Job does not cancel at 60 seconds and never starts the reflection process

Hi Guys,

I would like to report an issue while executing a query.

The issue is that the job died at 19 minutes with the timeout error by planning> 60 sec.

The strange thing is that it does not cancel at 60 secs. as it should, but it extended to 19 minutes.
On the other hand, it was strange that the work marks as it found reflection but never starts to run.

Could someone give some light on this?

Thanks & Regards
Federico

Hello @fmoine,

Can you attach the profile for the job to this ticket?

7d2026a2-2e77-45d8-bf13-bcd0cc6fa0fa.zip (137,0 KB)

Hi @Ben, see attached the profile.

Regards
Federico

@fmoine, the error message is not indicating that Dremio will terminate the query at the 60 second mark of planning, nor does Dremio check the state of the planning every 60 seconds.

After some portion of the planning pipeline is completed, the planner reports back the time it took and if that value was longer than 60 seconds, the query is canceled. Most of the time, these planner phases take less than a second, but in some cases, like this one, they can run for a long time before completion.

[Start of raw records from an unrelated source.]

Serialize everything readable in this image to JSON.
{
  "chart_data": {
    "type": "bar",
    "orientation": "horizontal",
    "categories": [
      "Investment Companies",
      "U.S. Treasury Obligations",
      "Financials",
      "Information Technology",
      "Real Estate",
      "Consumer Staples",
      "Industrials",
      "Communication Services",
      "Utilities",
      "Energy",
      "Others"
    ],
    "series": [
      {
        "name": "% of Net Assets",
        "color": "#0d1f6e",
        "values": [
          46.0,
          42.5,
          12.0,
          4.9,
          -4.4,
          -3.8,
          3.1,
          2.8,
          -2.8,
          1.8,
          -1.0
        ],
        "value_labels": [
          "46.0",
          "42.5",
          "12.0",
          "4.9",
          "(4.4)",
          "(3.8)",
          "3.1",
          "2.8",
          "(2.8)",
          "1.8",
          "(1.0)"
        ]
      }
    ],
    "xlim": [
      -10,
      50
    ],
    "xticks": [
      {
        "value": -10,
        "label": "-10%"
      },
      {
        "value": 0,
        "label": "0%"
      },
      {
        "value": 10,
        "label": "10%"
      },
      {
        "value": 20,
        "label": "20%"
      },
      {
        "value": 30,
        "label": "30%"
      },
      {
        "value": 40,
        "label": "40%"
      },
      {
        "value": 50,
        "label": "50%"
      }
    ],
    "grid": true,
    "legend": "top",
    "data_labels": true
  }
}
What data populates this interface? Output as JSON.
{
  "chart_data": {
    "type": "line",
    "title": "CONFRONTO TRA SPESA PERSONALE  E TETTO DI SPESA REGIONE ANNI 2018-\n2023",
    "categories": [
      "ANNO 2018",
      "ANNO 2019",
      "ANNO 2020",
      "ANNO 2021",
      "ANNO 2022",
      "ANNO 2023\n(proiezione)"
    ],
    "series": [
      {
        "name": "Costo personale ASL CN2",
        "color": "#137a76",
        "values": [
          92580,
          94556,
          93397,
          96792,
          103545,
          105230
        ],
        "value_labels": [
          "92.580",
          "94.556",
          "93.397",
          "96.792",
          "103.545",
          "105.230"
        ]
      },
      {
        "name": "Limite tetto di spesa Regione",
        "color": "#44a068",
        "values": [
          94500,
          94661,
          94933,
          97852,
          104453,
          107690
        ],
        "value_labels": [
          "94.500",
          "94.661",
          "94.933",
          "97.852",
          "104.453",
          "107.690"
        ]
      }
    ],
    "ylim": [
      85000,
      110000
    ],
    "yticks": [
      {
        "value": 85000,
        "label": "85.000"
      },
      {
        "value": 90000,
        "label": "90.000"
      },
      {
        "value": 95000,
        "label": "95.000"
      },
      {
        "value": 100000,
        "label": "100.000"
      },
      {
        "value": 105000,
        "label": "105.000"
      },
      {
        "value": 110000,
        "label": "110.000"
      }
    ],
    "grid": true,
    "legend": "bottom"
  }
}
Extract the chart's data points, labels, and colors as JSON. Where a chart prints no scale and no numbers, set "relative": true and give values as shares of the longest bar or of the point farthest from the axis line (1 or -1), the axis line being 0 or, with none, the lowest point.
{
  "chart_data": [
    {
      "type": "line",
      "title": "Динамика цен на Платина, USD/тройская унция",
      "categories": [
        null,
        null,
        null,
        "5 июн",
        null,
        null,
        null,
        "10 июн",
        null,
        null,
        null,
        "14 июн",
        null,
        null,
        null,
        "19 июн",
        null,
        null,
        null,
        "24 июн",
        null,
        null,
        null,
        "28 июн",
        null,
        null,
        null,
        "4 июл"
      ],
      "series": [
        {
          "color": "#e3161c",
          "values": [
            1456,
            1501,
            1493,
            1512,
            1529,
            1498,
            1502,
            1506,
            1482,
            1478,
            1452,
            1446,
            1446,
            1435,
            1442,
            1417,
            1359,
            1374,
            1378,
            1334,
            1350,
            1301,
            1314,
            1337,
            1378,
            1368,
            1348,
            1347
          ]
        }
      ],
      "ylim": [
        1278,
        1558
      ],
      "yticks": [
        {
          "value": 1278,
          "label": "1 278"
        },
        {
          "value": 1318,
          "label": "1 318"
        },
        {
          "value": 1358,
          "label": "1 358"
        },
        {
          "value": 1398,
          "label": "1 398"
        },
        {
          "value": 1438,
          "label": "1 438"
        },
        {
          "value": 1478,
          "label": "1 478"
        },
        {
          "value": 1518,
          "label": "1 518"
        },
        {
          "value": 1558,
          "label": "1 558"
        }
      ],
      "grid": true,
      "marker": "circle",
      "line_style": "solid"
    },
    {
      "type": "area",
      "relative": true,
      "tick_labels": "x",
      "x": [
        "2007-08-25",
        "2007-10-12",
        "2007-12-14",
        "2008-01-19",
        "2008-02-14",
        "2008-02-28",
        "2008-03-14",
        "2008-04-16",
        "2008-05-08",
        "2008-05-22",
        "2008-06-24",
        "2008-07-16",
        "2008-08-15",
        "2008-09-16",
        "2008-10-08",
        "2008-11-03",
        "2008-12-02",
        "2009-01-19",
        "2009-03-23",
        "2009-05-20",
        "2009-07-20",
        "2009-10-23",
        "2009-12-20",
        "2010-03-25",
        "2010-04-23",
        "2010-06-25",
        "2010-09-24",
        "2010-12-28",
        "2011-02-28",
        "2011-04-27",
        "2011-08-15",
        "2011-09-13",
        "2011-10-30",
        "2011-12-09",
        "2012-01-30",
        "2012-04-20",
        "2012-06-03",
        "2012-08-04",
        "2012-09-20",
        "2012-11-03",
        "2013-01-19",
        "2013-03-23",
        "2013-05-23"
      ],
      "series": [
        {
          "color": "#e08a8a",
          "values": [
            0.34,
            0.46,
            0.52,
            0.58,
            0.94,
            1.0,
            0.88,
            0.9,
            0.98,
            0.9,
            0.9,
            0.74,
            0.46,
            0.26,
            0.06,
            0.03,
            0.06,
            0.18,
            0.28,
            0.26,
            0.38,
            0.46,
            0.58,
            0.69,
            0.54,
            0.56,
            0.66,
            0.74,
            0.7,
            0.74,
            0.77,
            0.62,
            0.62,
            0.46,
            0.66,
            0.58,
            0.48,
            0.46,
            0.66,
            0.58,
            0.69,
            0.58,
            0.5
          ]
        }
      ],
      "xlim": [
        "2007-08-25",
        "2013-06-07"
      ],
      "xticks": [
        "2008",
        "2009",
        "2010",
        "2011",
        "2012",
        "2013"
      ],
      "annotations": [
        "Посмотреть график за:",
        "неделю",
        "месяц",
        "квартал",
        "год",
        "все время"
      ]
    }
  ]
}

The profile indicates that most of those 19 minutes were spent in physical planning. This looks similar to a bug we’ve fixed in an upcoming release. We can verify this if you run jstack on the Dremio process on the coordinator host as this query is stuck in planning, and attach the results here. jstack should already be installed if you have a Java 8 SDK:

    $ ps -ef | grep Dremio  --- note the Dremio PID, then
    $ jstack <Dremio PID here>  >>  dremio-threads.txt